Ballistic thermal conductance by phonons through superlattice quantum-waveguides

Ballistic thermal conductances (BTCs) by phonons through superlattice quantum-waveguides are investigated by using the scattering-matrix method and the elastic continuum theory. A comparison for the cylindrical model (CM) and the rectangular model (RM) is addressed. We find that for these two models, the quantum thermal conductance can be observed even when the superlattices exist in quantum-waveguides. At low temperature, BTCs for the CM and the RM present almost the same behaviors regardless of the periodic length of superlattices. However, at higher temperature, BTCs for the RM are larger than those for the CM stemming from lower cutoff frequencies of high order modes for the RM. We also find that BTCs undergo a noticeable transformation from the monotonic decrease to constant with increasing the periodic number of superlattices. A brief analysis of these results is given.

Tunability of acoustic phonon transmission and thermal conductance in three dimensional quasi-periodically stubbed waveguides

We investigate acoustic phonon transmission and thermal conductance in three dimensional (3D) quasi-periodically stubbed waveguides according to the Fibonacci sequence. Results show that the transmission coefficient exhibits the periodic oscillation upon varying the length of stub/waveguide at low frequency, and the period of such oscillation is tunably decreased with increasing the Fibonacci number N. Interestingly, there also exist some anti-resonant dips that gradually develop into wide stop-frequency gaps with increasing N. As the temperature goes up, a transition of the thermal conductance from the decrease to the increase occurs in these systems. When N is increased, the thermal conductance is approximately decreased with a linear trend. Moreover, the decreasing degree sensitively depends on the variation of temperature. A brief analysis of these results is given.

Gibbs free energy approach to the prediction of melting points of isolated, supported, and embedded nanoparticles

By means of the thermodynamic and thermophysical properties of bulk materials, the Gibbs free energies for isolated, supported, and embedded nanoparticles were obtained and used to elucidate the sized-dependent melting phenomenon of the nanoparticles. To account for the substrate effect upon the melting point of nanoparticles, the interfacial energy of binary immiscible systems was studied in detail. It was found that the interfacial energy of a binary immiscible system including carbon can be replaced almost entirely by the contribution from carbon; thus, the reason why the melting model of isolated nanoparticles can be applied to research the melting of the supported nanoparticles was clarified. Moreover, a new approach to achieving the diameter of the smallest crystalline nanoparticles was proposed based on the melting behavior of embedded nanoparticles.

Ballistic thermal transport by phonons in three dimensional periodic nanostructures.

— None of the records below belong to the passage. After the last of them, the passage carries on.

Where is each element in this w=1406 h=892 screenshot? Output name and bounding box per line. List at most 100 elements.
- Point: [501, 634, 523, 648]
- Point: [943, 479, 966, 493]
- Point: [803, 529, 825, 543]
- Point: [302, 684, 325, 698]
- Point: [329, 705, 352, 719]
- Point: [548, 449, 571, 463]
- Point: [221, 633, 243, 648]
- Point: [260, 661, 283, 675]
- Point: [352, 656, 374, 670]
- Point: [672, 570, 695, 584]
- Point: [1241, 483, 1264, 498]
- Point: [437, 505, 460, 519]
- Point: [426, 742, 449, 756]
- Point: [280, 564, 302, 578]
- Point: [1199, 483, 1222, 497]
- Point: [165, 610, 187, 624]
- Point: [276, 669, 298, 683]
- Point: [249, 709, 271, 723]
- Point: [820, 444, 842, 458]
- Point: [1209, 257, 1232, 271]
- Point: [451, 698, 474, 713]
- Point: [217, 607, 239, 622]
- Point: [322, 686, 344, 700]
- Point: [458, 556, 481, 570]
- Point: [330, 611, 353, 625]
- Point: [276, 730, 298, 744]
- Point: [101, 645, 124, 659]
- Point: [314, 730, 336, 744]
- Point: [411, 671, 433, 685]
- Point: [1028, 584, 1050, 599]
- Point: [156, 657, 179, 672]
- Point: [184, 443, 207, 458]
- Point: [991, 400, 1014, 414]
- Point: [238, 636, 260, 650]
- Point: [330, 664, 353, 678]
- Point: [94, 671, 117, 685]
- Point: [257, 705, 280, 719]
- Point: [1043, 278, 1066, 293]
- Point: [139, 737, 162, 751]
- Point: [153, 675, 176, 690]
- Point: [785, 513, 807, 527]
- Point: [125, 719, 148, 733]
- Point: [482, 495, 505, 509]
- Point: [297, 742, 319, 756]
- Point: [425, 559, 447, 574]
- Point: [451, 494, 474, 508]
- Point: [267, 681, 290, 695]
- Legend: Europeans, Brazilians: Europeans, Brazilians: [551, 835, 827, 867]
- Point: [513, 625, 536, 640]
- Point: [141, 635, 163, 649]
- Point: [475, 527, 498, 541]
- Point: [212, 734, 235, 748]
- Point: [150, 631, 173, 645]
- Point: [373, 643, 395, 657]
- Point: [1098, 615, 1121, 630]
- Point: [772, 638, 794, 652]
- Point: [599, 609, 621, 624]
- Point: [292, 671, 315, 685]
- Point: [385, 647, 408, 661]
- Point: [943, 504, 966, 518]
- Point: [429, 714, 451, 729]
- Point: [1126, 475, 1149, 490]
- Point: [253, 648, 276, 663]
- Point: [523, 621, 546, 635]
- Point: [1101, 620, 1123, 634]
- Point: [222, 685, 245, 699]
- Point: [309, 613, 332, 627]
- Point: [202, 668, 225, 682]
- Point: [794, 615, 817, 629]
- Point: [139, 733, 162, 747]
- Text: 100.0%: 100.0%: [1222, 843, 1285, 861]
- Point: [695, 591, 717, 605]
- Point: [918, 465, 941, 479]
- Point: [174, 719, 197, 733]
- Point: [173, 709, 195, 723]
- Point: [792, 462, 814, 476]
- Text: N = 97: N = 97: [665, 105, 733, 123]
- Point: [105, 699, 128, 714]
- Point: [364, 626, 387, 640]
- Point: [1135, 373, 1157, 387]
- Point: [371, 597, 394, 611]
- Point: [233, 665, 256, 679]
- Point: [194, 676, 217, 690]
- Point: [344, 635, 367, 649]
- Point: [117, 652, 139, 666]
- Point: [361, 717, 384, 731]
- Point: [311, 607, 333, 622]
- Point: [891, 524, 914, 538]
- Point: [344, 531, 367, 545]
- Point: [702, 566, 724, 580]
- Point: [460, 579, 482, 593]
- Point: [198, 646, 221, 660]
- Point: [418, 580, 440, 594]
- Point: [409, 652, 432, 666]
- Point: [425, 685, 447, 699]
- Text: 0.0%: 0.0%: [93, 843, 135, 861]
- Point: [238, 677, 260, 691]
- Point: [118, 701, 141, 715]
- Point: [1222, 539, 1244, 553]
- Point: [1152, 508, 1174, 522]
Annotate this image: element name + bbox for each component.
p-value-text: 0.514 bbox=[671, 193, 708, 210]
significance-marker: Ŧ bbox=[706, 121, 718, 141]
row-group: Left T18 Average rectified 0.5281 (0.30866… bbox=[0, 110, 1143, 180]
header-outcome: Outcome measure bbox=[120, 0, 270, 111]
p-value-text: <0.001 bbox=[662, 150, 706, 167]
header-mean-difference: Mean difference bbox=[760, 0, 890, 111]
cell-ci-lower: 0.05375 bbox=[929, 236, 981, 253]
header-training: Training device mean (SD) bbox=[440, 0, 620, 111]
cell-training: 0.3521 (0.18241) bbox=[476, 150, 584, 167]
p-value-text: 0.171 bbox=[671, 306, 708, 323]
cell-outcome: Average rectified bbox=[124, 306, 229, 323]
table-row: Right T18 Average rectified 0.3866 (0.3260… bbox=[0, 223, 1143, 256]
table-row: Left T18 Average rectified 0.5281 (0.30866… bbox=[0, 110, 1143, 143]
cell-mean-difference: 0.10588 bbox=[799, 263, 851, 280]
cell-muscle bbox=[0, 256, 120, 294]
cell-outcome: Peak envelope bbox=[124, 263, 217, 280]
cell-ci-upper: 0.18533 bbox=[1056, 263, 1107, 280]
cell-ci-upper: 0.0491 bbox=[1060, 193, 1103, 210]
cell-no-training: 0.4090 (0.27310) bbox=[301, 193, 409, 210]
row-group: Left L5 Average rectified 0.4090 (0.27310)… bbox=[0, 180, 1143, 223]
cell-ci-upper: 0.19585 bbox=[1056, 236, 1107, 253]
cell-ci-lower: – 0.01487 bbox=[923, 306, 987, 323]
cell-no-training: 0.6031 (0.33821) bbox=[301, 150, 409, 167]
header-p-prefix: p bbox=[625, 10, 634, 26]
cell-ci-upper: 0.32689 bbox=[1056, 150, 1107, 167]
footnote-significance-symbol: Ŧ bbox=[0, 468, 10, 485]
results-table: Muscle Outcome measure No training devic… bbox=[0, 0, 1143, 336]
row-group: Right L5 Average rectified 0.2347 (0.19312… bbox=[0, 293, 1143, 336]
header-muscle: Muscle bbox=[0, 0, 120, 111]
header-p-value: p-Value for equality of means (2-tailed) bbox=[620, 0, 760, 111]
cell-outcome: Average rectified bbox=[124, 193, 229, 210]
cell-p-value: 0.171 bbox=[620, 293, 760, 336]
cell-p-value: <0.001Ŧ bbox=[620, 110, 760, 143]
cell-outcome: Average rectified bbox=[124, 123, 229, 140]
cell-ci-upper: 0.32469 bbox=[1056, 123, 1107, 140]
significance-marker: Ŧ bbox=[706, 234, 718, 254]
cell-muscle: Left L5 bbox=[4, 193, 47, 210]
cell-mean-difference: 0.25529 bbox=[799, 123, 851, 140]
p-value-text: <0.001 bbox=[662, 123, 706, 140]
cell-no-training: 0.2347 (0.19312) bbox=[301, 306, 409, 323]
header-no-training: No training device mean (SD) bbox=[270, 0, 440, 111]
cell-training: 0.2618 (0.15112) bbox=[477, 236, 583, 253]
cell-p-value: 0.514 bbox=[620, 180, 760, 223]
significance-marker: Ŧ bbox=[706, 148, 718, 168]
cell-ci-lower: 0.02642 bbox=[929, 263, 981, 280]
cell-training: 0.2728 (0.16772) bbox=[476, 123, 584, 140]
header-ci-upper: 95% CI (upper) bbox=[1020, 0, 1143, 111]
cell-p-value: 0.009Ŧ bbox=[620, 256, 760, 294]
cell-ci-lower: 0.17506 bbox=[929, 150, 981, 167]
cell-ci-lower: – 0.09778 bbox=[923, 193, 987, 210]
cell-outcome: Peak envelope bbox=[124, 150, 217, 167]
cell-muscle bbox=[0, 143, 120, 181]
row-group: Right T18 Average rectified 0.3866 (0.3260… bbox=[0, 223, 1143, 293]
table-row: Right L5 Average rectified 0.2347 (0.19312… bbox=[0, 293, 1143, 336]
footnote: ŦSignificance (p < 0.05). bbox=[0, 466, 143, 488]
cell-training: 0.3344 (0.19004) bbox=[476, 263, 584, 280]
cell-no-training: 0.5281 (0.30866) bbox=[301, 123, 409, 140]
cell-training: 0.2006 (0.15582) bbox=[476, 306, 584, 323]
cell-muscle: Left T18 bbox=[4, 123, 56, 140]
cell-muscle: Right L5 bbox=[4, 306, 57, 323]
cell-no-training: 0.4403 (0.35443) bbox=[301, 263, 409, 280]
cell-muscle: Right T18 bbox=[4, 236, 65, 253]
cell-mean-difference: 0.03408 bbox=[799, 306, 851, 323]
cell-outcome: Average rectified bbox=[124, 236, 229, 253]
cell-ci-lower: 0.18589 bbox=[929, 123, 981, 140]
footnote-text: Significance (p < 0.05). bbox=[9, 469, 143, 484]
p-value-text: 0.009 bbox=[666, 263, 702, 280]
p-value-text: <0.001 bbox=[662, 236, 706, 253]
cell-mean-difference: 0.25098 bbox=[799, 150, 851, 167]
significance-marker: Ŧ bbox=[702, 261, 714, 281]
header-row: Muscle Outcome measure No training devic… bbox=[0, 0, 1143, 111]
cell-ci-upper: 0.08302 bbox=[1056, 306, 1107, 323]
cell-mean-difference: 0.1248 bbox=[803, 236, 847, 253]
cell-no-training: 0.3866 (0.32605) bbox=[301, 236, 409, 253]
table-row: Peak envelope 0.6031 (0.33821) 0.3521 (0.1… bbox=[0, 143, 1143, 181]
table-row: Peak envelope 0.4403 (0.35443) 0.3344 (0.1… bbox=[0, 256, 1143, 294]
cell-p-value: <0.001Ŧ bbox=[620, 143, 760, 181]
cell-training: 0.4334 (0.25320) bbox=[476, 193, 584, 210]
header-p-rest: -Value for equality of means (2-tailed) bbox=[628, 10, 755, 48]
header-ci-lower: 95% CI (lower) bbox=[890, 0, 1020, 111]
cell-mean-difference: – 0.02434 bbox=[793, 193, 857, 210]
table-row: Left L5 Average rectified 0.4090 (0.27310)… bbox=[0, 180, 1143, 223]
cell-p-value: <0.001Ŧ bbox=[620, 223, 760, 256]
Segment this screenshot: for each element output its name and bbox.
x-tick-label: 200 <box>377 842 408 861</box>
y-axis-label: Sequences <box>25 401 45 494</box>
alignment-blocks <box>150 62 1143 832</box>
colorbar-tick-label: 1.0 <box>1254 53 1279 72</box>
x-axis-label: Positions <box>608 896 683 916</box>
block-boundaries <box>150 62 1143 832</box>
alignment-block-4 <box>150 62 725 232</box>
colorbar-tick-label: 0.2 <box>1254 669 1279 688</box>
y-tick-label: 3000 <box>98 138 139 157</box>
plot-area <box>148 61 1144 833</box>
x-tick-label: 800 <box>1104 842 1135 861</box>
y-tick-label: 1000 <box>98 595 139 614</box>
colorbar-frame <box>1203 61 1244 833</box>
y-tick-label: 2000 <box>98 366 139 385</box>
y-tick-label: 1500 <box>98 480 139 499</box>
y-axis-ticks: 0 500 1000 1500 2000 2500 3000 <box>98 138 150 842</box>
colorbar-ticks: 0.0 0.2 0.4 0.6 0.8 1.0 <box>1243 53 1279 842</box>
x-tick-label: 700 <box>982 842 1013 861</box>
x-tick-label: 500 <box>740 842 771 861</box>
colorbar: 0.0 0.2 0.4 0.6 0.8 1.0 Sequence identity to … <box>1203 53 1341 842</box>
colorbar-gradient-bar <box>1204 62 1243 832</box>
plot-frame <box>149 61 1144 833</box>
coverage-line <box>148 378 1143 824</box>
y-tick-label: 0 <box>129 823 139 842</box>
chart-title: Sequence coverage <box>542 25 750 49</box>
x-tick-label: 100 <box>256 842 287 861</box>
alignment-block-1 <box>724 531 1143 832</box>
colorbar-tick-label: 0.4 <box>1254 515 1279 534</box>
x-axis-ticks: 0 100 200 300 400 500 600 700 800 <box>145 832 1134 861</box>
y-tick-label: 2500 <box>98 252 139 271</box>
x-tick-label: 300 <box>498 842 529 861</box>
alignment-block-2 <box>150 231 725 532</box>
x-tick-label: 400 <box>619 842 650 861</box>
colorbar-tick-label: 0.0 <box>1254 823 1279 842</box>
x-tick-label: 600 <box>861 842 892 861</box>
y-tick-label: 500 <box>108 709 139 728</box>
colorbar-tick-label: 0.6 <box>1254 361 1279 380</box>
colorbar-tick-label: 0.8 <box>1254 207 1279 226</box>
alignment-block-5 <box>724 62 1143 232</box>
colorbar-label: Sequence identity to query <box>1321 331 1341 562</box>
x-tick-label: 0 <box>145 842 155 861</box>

Ballistic thermal transport properties by phonons in three dimensional (3D) periodic nanostructures is investigated. Results show that thermal transport properties in 3D periodic nanostructures can be efficiently tuned by modulating structural parameters of systems. When the incident frequency is below the first cutoff frequency, the quasi/formal-periodic oscillations of the transmission coefficient versus the periodic number/length can be observed. When the incident frequency is above the first cutoff frequency, however, these quasi/formal-periodic oscillations cannot be observed. As the periodic number is increased, the thermal conductance undergoes a prominent transition from the decrease to the constant. We also observe other intriguing physics properties such as stop-frequency gaps and quantum thermal conductance in 3D periodic nanostructures. Some similarities and differences between 2D and 3D periodic systems are identified.